民法総則 <第2版> (伊藤塾呉明植基礎本シリーズ)

以下、伊藤宿の呉先生の本が続きますが、このシリーズ本は内容が分かりやすいだけでなく、論文を書くのに必要な論症例も判例に沿ってコンパクトにまとまったものが紹介されており、はっきり言ってこれだけで不動産鑑定士試験の民法で8割以上余裕で取れる実力は着くと思います。民法の勉強で論症例の理解とある程度の暗記は避けて通れませんが、この本の論症例は分量が多すぎずコンパクトで覚えやすいです。

それだけお勧めです。

私は、不動産鑑定士試験の試験後にこの本に出合ったのですが、はじめからこのシリーズで勉強しておけばよかったなと後悔しています。専門学校のテキストが不要なくらいの充実した内容です。私自身鑑定士試験の民法は79点でしたが、はじめからこの本でやっていれば9割くらいとれたのではないかと思います。

なお、以下Amazonリンクを張っていますが、こちらは第2版であり、改正民法の内容です(改正前民法の内容は初版で掲載されています)。不動産鑑定士試験で行けば、おそらく令和3年の試験からは改正民法になるので令和3年目標の方は今からこの本で勉強しておくといいかなと思います。

③物権法・担保物権法 (伊藤塾呉明植基礎本シリーズ 5)

上記総則編に続く呉先生の本です。

以下Amazonリンクを張っていますが、こちらは第2版であり、改正民法の内容です(改正前民法の内容は初版で掲載されています)。

④債権総論 (伊藤塾呉明植基礎本シリーズ 7)

上記物権編に続く呉先生の本です。

以下Amazonリンクを張っていますが、こちらは改正民法後の内容です。残念ながら改正前民法の債権総論の本はありません。

⑤債権各論 (伊藤塾呉明植基礎本シリーズ 8)

上記債権総論編に続く呉先生の本です。

以下Amazonリンクを張っていますが、こちらは改正民法後の内容です。残念ながら改正前民法の債権総論の本はありません。

民法 (新伊藤塾試験対策問題集-論文)

こちらは、伊藤塾の論文対策用の演習本です。典型的な論点を網羅した問題が充実しています。答案構成も紹介されているのがいいところです。

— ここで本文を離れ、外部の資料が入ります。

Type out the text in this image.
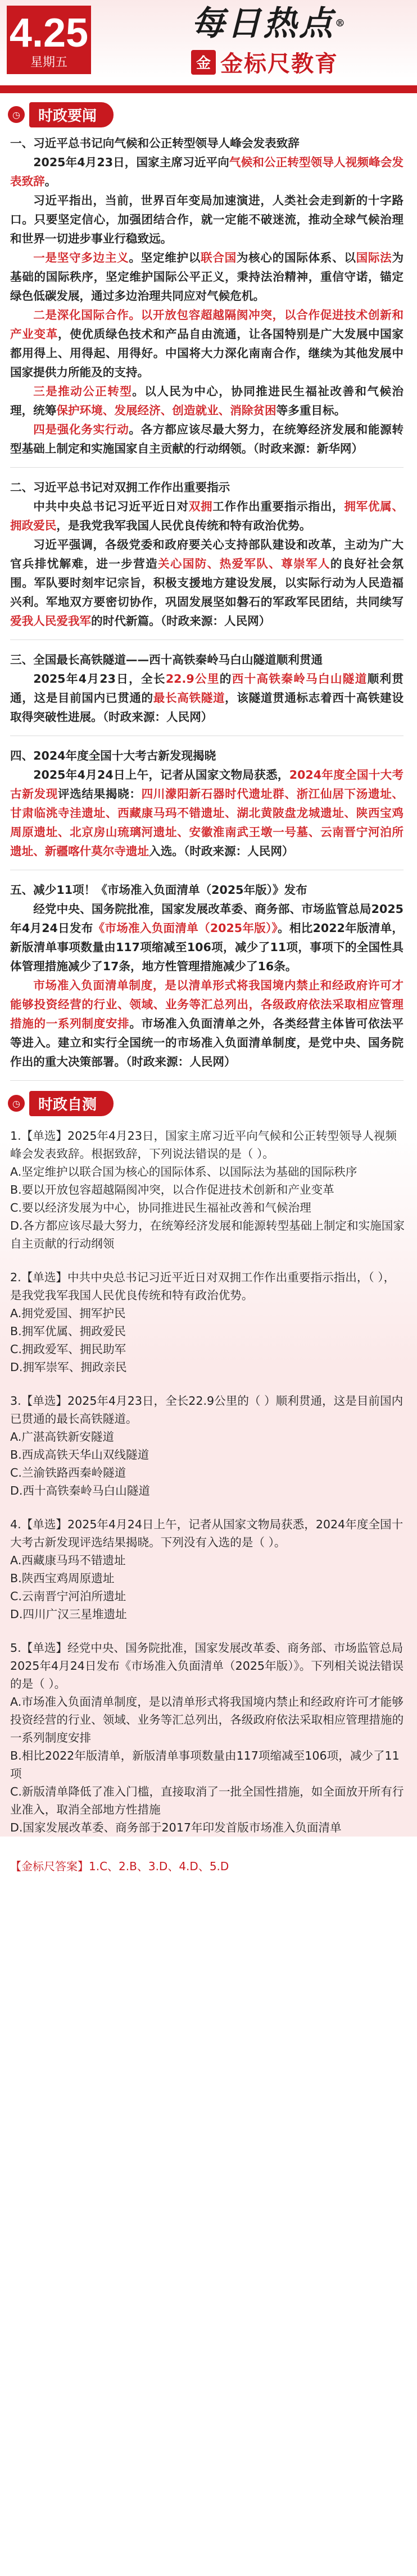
4.25
星期五
每日热点®
金 金标尺教育
◷	时政要闻

一、习近平总书记向气候和公正转型领导人峰会发表致辞

2025年4月23日，国家主席习近平向气候和公正转型领导人视频峰会发表致辞。

习近平指出，当前，世界百年变局加速演进，人类社会走到新的十字路口。只要坚定信心，加强团结合作，就一定能不破迷流，推动全球气候治理和世界一切进步事业行稳致远。

一是坚守多边主义。坚定维护以联合国为核心的国际体系、以国际法为基础的国际秩序，坚定维护国际公平正义，秉持法治精神，重信守诺，锚定绿色低碳发展，通过多边治理共同应对气候危机。

二是深化国际合作。以开放包容超越隔阂冲突，以合作促进技术创新和产业变革，使优质绿色技术和产品自由流通，让各国特别是广大发展中国家都用得上、用得起、用得好。中国将大力深化南南合作，继续为其他发展中国家提供力所能及的支持。

三是推动公正转型。以人民为中心，协同推进民生福祉改善和气候治理，统筹保护环境、发展经济、创造就业、消除贫困等多重目标。

四是强化务实行动。各方都应该尽最大努力，在统筹经济发展和能源转型基础上制定和实施国家自主贡献的行动纲领。（时政来源：新华网）

二、习近平总书记对双拥工作作出重要指示

中共中央总书记习近平近日对双拥工作作出重要指示指出，拥军优属、拥政爱民，是我党我军我国人民优良传统和特有政治优势。

习近平强调，各级党委和政府要关心支持部队建设和改革，主动为广大官兵排忧解难，进一步营造关心国防、热爱军队、尊崇军人的良好社会氛围。军队要时刻牢记宗旨，积极支援地方建设发展，以实际行动为人民造福兴利。军地双方要密切协作，巩固发展坚如磐石的军政军民团结，共同续写爱我人民爱我军的时代新篇。（时政来源：人民网）

三、全国最长高铁隧道——西十高铁秦岭马白山隧道顺利贯通

2025年4月23日，全长22.9公里的西十高铁秦岭马白山隧道顺利贯通，这是目前国内已贯通的最长高铁隧道，该隧道贯通标志着西十高铁建设取得突破性进展。（时政来源：人民网）

四、2024年度全国十大考古新发现揭晓

2025年4月24日上午，记者从国家文物局获悉，2024年度全国十大考古新发现评选结果揭晓：四川濛阳新石器时代遗址群、浙江仙居下汤遗址、甘肃临洮寺洼遗址、西藏康马玛不错遗址、湖北黄陂盘龙城遗址、陕西宝鸡周原遗址、北京房山琉璃河遗址、安徽淮南武王墩一号墓、云南晋宁河泊所遗址、新疆喀什莫尔寺遗址入选。（时政来源：人民网）

五、减少11项！《市场准入负面清单（2025年版）》发布

经党中央、国务院批准，国家发展改革委、商务部、市场监管总局2025年4月24日发布《市场准入负面清单（2025年版）》。相比2022年版清单，新版清单事项数量由117项缩减至106项，减少了11项，事项下的全国性具体管理措施减少了17条，地方性管理措施减少了16条。

市场准入负面清单制度，是以清单形式将我国境内禁止和经政府许可才能够投资经营的行业、领域、业务等汇总列出，各级政府依法采取相应管理措施的一系列制度安排。市场准入负面清单之外，各类经营主体皆可依法平等进入。建立和实行全国统一的市场准入负面清单制度，是党中央、国务院作出的重大决策部署。（时政来源：人民网）

◷	时政自测

1.【单选】2025年4月23日，国家主席习近平向气候和公正转型领导人视频峰会发表致辞。根据致辞，下列说法错误的是（ ）。

A.坚定维护以联合国为核心的国际体系、以国际法为基础的国际秩序

B.要以开放包容超越隔阂冲突，以合作促进技术创新和产业变革

C.要以经济发展为中心，协同推进民生福祉改善和气候治理

D.各方都应该尽最大努力，在统筹经济发展和能源转型基础上制定和实施国家自主贡献的行动纲领

2.【单选】中共中央总书记习近平近日对双拥工作作出重要指示指出，（ ），是我党我军我国人民优良传统和特有政治优势。

A.拥党爱国、拥军护民

B.拥军优属、拥政爱民

C.拥政爱军、拥民助军

D.拥军崇军、拥政亲民

3.【单选】2025年4月23日，全长22.9公里的（ ）顺利贯通，这是目前国内已贯通的最长高铁隧道。

A.广湛高铁新安隧道

B.西成高铁天华山双线隧道

C.兰渝铁路西秦岭隧道

D.西十高铁秦岭马白山隧道

4.【单选】2025年4月24日上午，记者从国家文物局获悉，2024年度全国十大考古新发现评选结果揭晓。下列没有入选的是（ ）。

A.西藏康马玛不错遗址

B.陕西宝鸡周原遗址

C.云南晋宁河泊所遗址

D.四川广汉三星堆遗址

5.【单选】经党中央、国务院批准，国家发展改革委、商务部、市场监管总局2025年4月24日发布《市场准入负面清单（2025年版）》。下列相关说法错误的是（ ）。

A.市场准入负面清单制度，是以清单形式将我国境内禁止和经政府许可才能够投资经营的行业、领域、业务等汇总列出，各级政府依法采取相应管理措施的一系列制度安排

B.相比2022年版清单，新版清单事项数量由117项缩减至106项，减少了11项

C.新版清单降低了准入门槛，直接取消了一批全国性措施，如全面放开所有行业准入，取消全部地方性措施

D.国家发展改革委、商务部于2017年印发首版市场准入负面清单

【金标尺答案】1.C、2.B、3.D、4.D、5.D
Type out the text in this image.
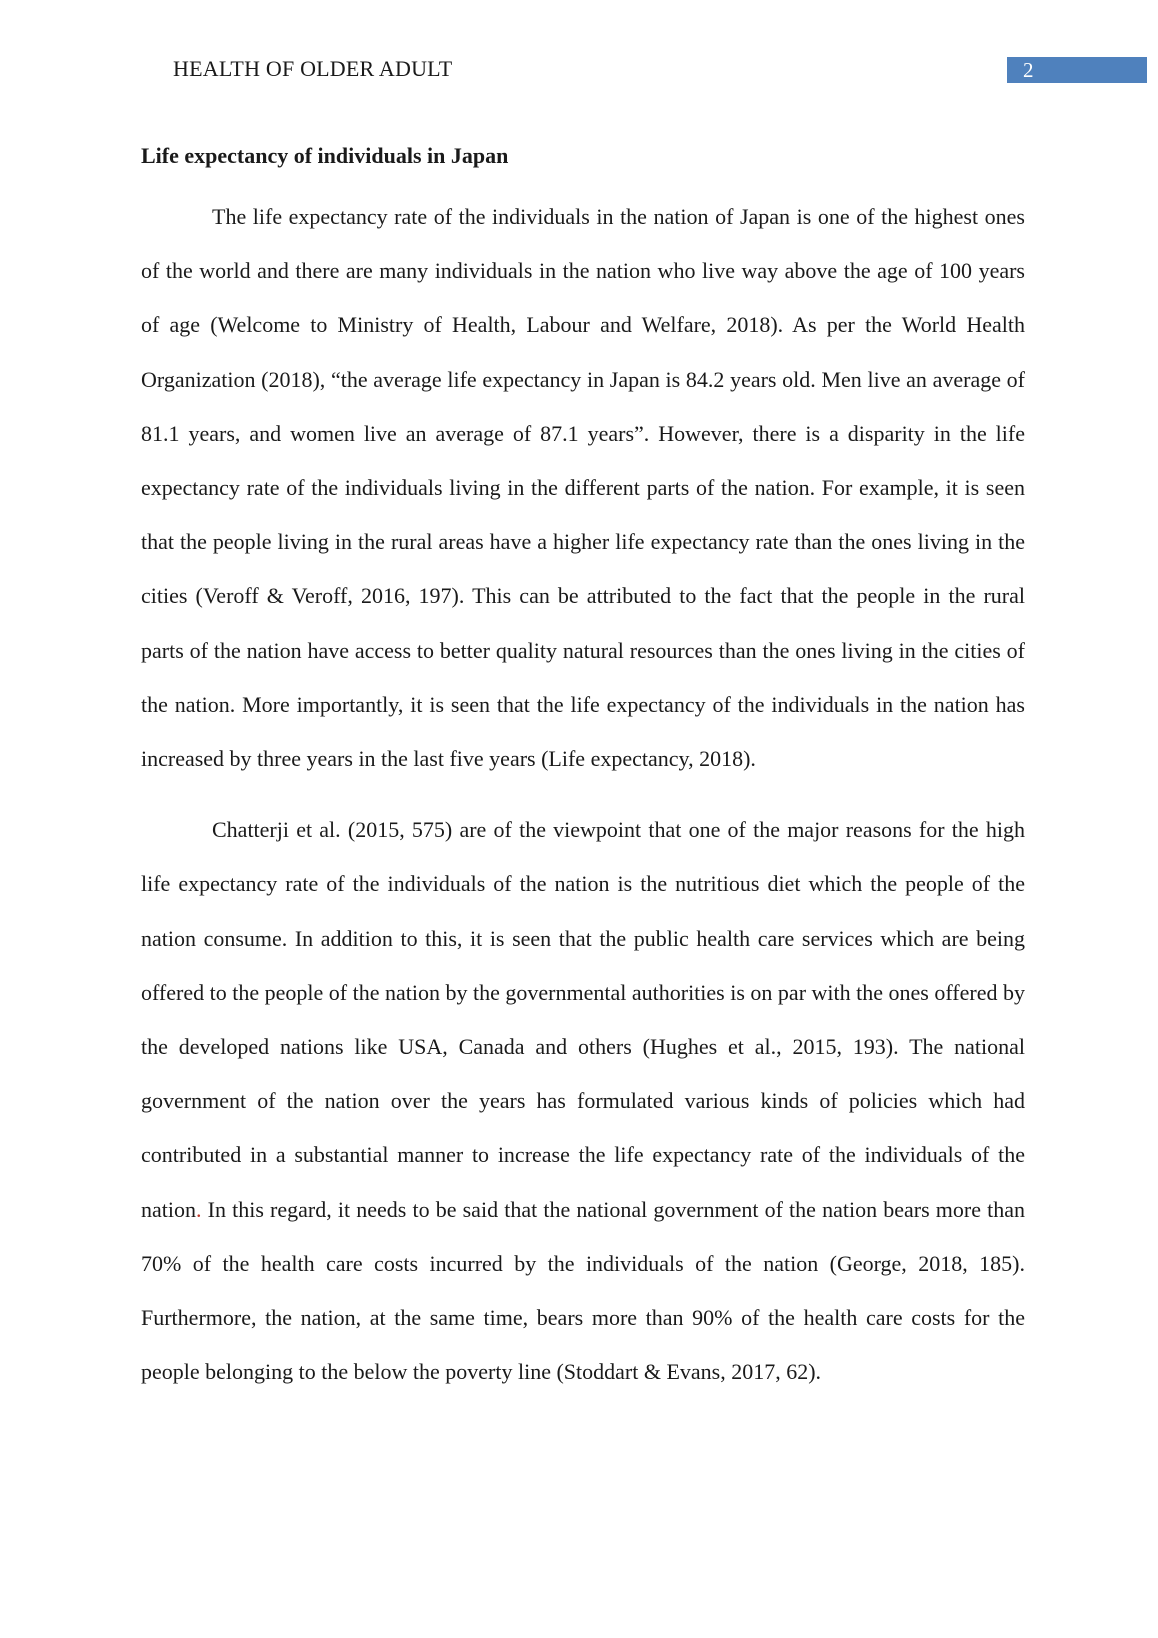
HEALTH OF OLDER ADULT	2
Life expectancy of individuals in Japan

The life expectancy rate of the individuals in the nation of Japan is one of the highest ones of the world and there are many individuals in the nation who live way above the age of 100 years of age (Welcome to Ministry of Health, Labour and Welfare, 2018). As per the World Health Organization (2018), “the average life expectancy in Japan is 84.2 years old. Men live an average of 81.1 years, and women live an average of 87.1 years”. However, there is a disparity in the life expectancy rate of the individuals living in the different parts of the nation. For example, it is seen that the people living in the rural areas have a higher life expectancy rate than the ones living in the cities (Veroff & Veroff, 2016, 197). This can be attributed to the fact that the people in the rural parts of the nation have access to better quality natural resources than the ones living in the cities of the nation. More importantly, it is seen that the life expectancy of the individuals in the nation has increased by three years in the last five years (Life expectancy, 2018).

Chatterji et al. (2015, 575) are of the viewpoint that one of the major reasons for the high life expectancy rate of the individuals of the nation is the nutritious diet which the people of the nation consume. In addition to this, it is seen that the public health care services which are being offered to the people of the nation by the governmental authorities is on par with the ones offered by the developed nations like USA, Canada and others (Hughes et al., 2015, 193). The national government of the nation over the years has formulated various kinds of policies which had contributed in a substantial manner to increase the life expectancy rate of the individuals of the nation. In this regard, it needs to be said that the national government of the nation bears more than 70% of the health care costs incurred by the individuals of the nation (George, 2018, 185). Furthermore, the nation, at the same time, bears more than 90% of the health care costs for the people belonging to the below the poverty line (Stoddart & Evans, 2017, 62).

はっきり言って不動産鑑定士試験の民法の論文対策ではこの本までやるのはややオーバースペックかと思いますが、それでも私自身はこの本をやっておいてよかったなと実感しているのでご紹介しています。時間がない方でも問題を読んで、答案構成を10分~15分でやってみて、解答の答案構成や模範解答を読むだけでも勉強になると思います。

民法は、ある程度問題数をこなし、答案構成の数をこなすことで論点の拾い漏れが少なくなり、いい論文が書けるようになるので、専門学校を使っている方も是非こうした問題集にあたってみるとよいと思います。

なお、専門学校を使っている方は、専門学校のテキストで覚えた論症例とこの本にで採用されている論症例が違っているところもあるので、他の説の論症例をみて混乱したくないという方はあまり手を出さない方がいいかもしれません。はじめから上記伊藤塾の呉先生の本でインプットしてくれば、この本の論症例もほぼ同じなのでこうした問題は起きないと思います。

余談ですが、私自身、不動産鑑定士試験の民法の問題演習としては、➀専門学校の答練、②この本、③不動産鑑定士試験民法過去問などを使っていました。